ZFS on Linux NFS shares lost at reboot

On several occasions NFS has inexplicably stopped working with my ZFS shares under ZFS on Linux on Ubuntu Server 14.04x64. It seemed to happen every reboot, after checking the sharenfs property on each of the ZFS FS' I found they were set properly, but still clients were getting access denied when trying to mount the share. Other times, even when they were able to re-mount the share they wouldn't do so unless I manually triggered it.

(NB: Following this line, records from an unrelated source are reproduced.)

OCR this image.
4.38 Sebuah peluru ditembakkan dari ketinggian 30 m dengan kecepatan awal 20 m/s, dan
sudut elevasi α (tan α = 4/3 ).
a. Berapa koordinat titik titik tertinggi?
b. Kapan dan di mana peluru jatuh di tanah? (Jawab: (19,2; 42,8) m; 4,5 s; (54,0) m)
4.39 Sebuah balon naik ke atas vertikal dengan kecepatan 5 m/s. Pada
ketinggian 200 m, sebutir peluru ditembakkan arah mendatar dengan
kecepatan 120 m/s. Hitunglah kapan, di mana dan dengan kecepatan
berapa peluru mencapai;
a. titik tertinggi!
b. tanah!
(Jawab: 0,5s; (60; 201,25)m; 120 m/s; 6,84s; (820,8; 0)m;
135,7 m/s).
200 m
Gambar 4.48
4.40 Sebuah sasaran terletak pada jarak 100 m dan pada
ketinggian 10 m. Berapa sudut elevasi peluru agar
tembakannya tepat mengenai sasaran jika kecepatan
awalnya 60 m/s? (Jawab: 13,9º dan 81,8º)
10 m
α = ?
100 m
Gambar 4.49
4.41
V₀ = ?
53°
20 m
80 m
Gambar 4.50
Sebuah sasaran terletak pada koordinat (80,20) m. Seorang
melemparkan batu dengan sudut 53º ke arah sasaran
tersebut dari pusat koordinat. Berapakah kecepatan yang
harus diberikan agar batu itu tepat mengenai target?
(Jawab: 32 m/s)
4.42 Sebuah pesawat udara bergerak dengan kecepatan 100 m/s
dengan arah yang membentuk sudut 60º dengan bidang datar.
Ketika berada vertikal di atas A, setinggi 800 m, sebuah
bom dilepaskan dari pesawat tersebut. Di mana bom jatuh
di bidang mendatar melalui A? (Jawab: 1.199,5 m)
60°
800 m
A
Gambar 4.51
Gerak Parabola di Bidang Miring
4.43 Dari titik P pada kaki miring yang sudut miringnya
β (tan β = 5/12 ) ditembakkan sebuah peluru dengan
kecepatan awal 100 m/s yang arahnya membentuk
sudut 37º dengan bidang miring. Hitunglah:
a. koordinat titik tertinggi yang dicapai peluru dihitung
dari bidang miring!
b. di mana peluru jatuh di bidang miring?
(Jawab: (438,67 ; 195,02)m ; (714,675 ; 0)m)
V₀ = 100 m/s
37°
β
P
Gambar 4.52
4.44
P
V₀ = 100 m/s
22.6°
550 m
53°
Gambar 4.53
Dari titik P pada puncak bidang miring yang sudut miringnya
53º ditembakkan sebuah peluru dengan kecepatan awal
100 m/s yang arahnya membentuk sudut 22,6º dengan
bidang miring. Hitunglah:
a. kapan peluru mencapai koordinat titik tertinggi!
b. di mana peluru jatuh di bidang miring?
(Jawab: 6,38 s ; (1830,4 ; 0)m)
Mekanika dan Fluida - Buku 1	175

After a bit of Googling I found this bug report which indicated that this problem isn't going to go away. Not exactly a great thing to find out after migrating back to Ubuntu from OpenIndiana due to hardware incompatibilities, especially when everything with ZFS was dead easy under OI. Now that I get what the problem is, short script to fix things automatically from the client side.

The script is called from a cron job which runs every minute. It checks to see if each of its NFS mount points are showing up in the mount list, if not it places a file on the file server indicating that the share is un-mountable, and a similar one locally, it then waits a bit.

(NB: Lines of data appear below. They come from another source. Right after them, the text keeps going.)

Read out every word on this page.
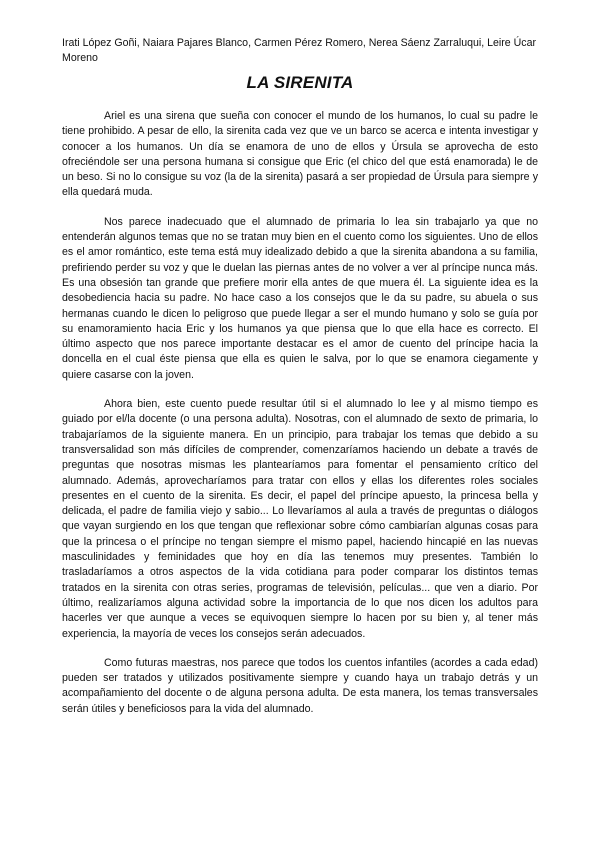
Irati López Goñi, Naiara Pajares Blanco, Carmen Pérez Romero, Nerea Sáenz Zarraluqui, Leire Úcar Moreno

LA SIRENITA

Ariel es una sirena que sueña con conocer el mundo de los humanos, lo cual su padre le tiene prohibido. A pesar de ello, la sirenita cada vez que ve un barco se acerca e intenta investigar y conocer a los humanos. Un día se enamora de uno de ellos y Úrsula se aprovecha de esto ofreciéndole ser una persona humana si consigue que Eric (el chico del que está enamorada) le de un beso. Si no lo consigue su voz (la de la sirenita) pasará a ser propiedad de Úrsula para siempre y ella quedará muda.

Nos parece inadecuado que el alumnado de primaria lo lea sin trabajarlo ya que no entenderán algunos temas que no se tratan muy bien en el cuento como los siguientes. Uno de ellos es el amor romántico, este tema está muy idealizado debido a que la sirenita abandona a su familia, prefiriendo perder su voz y que le duelan las piernas antes de no volver a ver al príncipe nunca más. Es una obsesión tan grande que prefiere morir ella antes de que muera él. La siguiente idea es la desobediencia hacia su padre. No hace caso a los consejos que le da su padre, su abuela o sus hermanas cuando le dicen lo peligroso que puede llegar a ser el mundo humano y solo se guía por su enamoramiento hacia Eric y los humanos ya que piensa que lo que ella hace es correcto. El último aspecto que nos parece importante destacar es el amor de cuento del príncipe hacia la doncella en el cual éste piensa que ella es quien le salva, por lo que se enamora ciegamente y quiere casarse con la joven.

Ahora bien, este cuento puede resultar útil si el alumnado lo lee y al mismo tiempo es guiado por el/la docente (o una persona adulta). Nosotras, con el alumnado de sexto de primaria, lo trabajaríamos de la siguiente manera. En un principio, para trabajar los temas que debido a su transversalidad son más difíciles de comprender, comenzaríamos haciendo un debate a través de preguntas que nosotras mismas les plantearíamos para fomentar el pensamiento crítico del alumnado. Además, aprovecharíamos para tratar con ellos y ellas los diferentes roles sociales presentes en el cuento de la sirenita. Es decir, el papel del príncipe apuesto, la princesa bella y delicada, el padre de familia viejo y sabio... Lo llevaríamos al aula a través de preguntas o diálogos que vayan surgiendo en los que tengan que reflexionar sobre cómo cambiarían algunas cosas para que la princesa o el príncipe no tengan siempre el mismo papel, haciendo hincapié en las nuevas masculinidades y feminidades que hoy en día las tenemos muy presentes. También lo trasladaríamos a otros aspectos de la vida cotidiana para poder comparar los distintos temas tratados en la sirenita con otras series, programas de televisión, películas... que ven a diario. Por último, realizaríamos alguna actividad sobre la importancia de lo que nos dicen los adultos para hacerles ver que aunque a veces se equivoquen siempre lo hacen por su bien y, al tener más experiencia, la mayoría de veces los consejos serán adecuados.

Como futuras maestras, nos parece que todos los cuentos infantiles (acordes a cada edad) pueden ser tratados y utilizados positivamente siempre y cuando haya un trabajo detrás y un acompañamiento del docente o de alguna persona adulta. De esta manera, los temas transversales serán útiles y beneficiosos para la vida del alumnado.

While it waits, the server has a likewise scheduled cron job which checks to see if any of the file systems are unshared, then reshares them. Once the FS(es) are reshared, it deletes the notification file and exits.

After the server's had time to see the unmount notification, the client remounts the shares. After everything's remounted, the local umount file is deleted and the script exits.

Unfortunately the timing of things isn't exact, so it can take a couple of minutes for this to work.  The script places a unique name for each share on the server so that a separate monitoring script can track how many times each share is umounted by which client. Each client has a similar script to count the same items, as well as how long it took for the shares to mount again.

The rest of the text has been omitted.